Alma Mater is a topical melodrama set on a university campus. The new principal, Jo, (amusingly played by Justine Mitchell) is a radical feminist who recalls the bitter struggles of the 1980s when she strove to put women on an equal footing with men. Her task now is to address the college’s reputation for ‘binge-drinking, partying and casual sex’. To ingratiate herself with the students she makes a speech full of swear words which greatly impresses the first years, apparently. Then a nightmare unfolds. A naive Welsh fresher, Paige, attends a fancy dress party where she’s sexually assaulted by a handsome older student.
Drink was involved. Paige admits that she blacked out during the incident and the accused has no recollection of what happened. Paige, encouraged by a fellow rape victim, writes a blog about her experience and invites others to submit further accusations. Cue a flood of 520 anonymous complaints. The writer, Kendall Feaver, seems unaware that a single crisis is enough for a play and by adding hundreds more she simply blurs the focus. From here the drama starts to get its tentacles into all kinds of themes and issues. There’s a rapist on the loose who murdered a student back in 1986. A gang of drunken rowdies are accused of vandalising an important portrait of a Victorian feminist. Jo’s relationship with her old flame Michael comes under scrutiny when it emerges that he was her tutor during their romance. Does that make him an abuser, too?
Michael has since married the eccentric Leila who gets her kicks by having public sex in Christian places of worship. More storylines spring up like daisies. Jo has to deal with the construction of a ‘new prayer room’ to accommodate the religious fervour of a Malaysian student who calls himself Gerald. And Jo learns about a game in which male students share out the female first-years like sex slaves.
As she investigates Paige’s complaint, she renounces her rad-fem principles and argues that ‘sexual assault’ is too broad a category as it gives equal status to a stolen kiss and a gang rape. That’s a fair point. And she makes a speech comparing the optimistic and combative feminism of the 1980s with the tragic surrenders of the 1990s when ‘ladette’ culture developed. Or did Leila say all that stuff? The two characters are interchangeable. Later, someone delivers a well-researched history lesson about the tax status of British women during the 20th century.
The script is far too stiff and discursive to grip your attention. And the original complaint of sexual assault vanishes beneath the tundra of irrelevant subplots. However, for professors of gender studies and their pupils this show is an unmissable treat. And, if anyone’s interested, there are readings of middle eastern poetry in Farsi and English as well. The show feels like an attempt by the dramatist to discover what she wants to write about. The answer is, she doesn’t know.

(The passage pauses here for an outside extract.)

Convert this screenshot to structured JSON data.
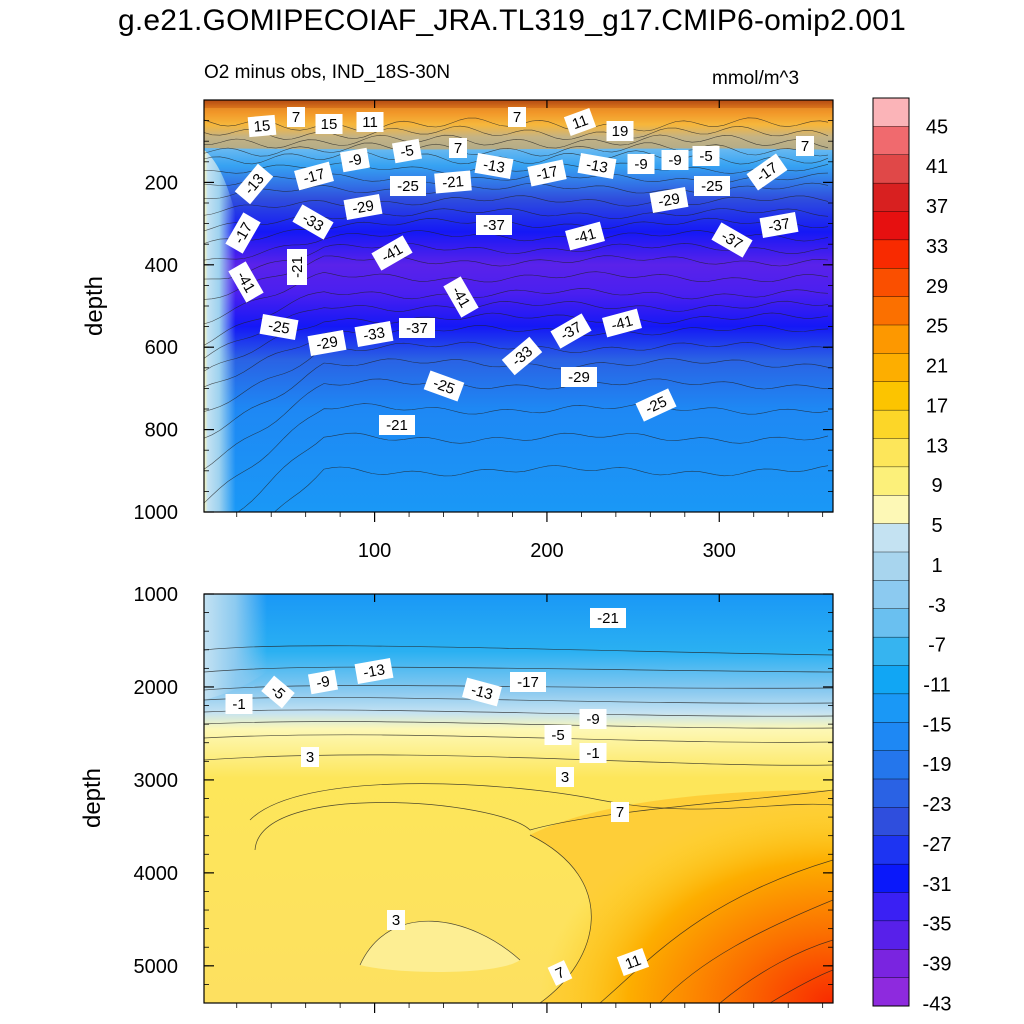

Abduction dramas are as old as Aeschylus’s Prometheus Bound. This version, by Samantha Hurley, concerns the capture of the movie star Tobey Maguire. He wakes up one day and finds himself chained to a pole in the basement of a deranged teenage fan named Shelby. She zaps Tobey with a Taser and asks him to marry her. When he accepts, she squawks and yells with ecstasy and she continues to scream her lines for the duration of this 105-minute horror show. It’s unclear how Tobey wound up in the mad girl’s basement. The actor, Anders Hayward, doesn’t resemble the star very closely. So perhaps it’s all a hoax. Or is it a dream unfolding in Shelby’s deranged imagination?
The ‘Tobey’ character claims that he’s the victim of a random kidnapping. But at times he seems to know Shelby already. Maybe they’re friends engaged in an elaborate a game of role-play. It’s impossible to tell. And the script offers no rewards to anyone who gives it their full attention. The meandering and repetitive action is padded out with dull sketch-routines involving a camp estate agent and other clowns.
At one point, Shelby stops screaming and tries to commit suicide by drinking custard. Later, the Tobey character dons a tatty Spiderman costume and indulges in a spot of ‘audience participation’. This led to a very uncomfortable atmosphere in the stalls. A few play-goers walked out. Perhaps they felt unwell but it’s likely that they feared being picked on by the cast. Bullying the customers is never a wise business practice. The saving grace of this show is that it offers a genuine experience. If you want to know how it feels to be stuck in a room with a screaming psychotic, buy a ticket.